Nur ihr Chef Christian Conreder läuft zur Hochform auf: „Ein Gespenst geht um in Deutschland. Das Gespenst des Kommunismus,“ greift er ganz tief in die Propaganda-Mottenkiste. Eingeladen hat er Geisterjäger Konrad Löw. Der Münchner Professor für Verfassungsrecht hat eine wahre Fleißarbeit vollbracht: 42 Bände Marx-Engels-Werke hat er zweimal (!) durchgeackert und alle Stellen herausgeschrieben, die antisemitisch, gewaltverherrlichend oder beleidigend sind. Das hat für das 336-Seiten starke „Rotbuch der kommunistischen Ideologie“ gereicht. Einen Gegner hat er nicht an diesem Abend. Und daran ist ausgerechnet die taz Schuld, die den Bremer Historiker Immanuel Geiss zitiert hatte, Motschmanns Initiative sei ein „puristischer Bildersturm“.
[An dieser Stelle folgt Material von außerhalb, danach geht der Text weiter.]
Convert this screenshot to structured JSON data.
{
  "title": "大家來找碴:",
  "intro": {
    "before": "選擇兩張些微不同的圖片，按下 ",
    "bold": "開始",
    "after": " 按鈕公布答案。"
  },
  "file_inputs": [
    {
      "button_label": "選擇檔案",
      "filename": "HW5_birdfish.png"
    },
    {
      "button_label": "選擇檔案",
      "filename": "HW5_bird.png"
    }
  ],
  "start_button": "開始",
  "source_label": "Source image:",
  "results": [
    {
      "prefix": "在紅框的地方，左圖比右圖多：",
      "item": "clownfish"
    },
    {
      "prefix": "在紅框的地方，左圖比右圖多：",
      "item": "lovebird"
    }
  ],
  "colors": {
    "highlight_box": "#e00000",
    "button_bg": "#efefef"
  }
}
Vor dem JU-Tribunal wollte der emeritierte Professor Marx nicht rehabilitieren. Im Gegenteil, er zeigte sich ordentlich erschrocken über die Scheußlichkeiten aus Marxens Feder. Marx habe er aber nie gemocht und kaum gelesen. Wie Kollege Löw beweist, muss das auch nichts nützen, denn auf Motschmanns inquisitorische Frage, für welche etwaigen Leistungen man Marx denn seine Verfehlungen vergeben könnte, fällt ihm nichts ein. Mit Persönlichkeiten wie Richard von Weizsäcker, Marion Gräfin Dönhoff und Michail Gorbatschow liegt er schon lange im Brief-Clinch, weil sie Marx zu den großen europäischen Denkern zählen. Schließlich sagt Löw, der seinen Vortrag auch schon in MarineRichter Filbingers rechtslastigem „Studienzentrum Weikersheim“ gehalten hat, das Entscheidende: Marx wäre für ihn erst der Anfang. Auch Nietzsche ist ihm wegen seiner Tiraden gegen alles Schwache unerträglich. Und zaghaft merkt Geiss an, auch in Luthers Schriften fänden sich Anti-Judaismen.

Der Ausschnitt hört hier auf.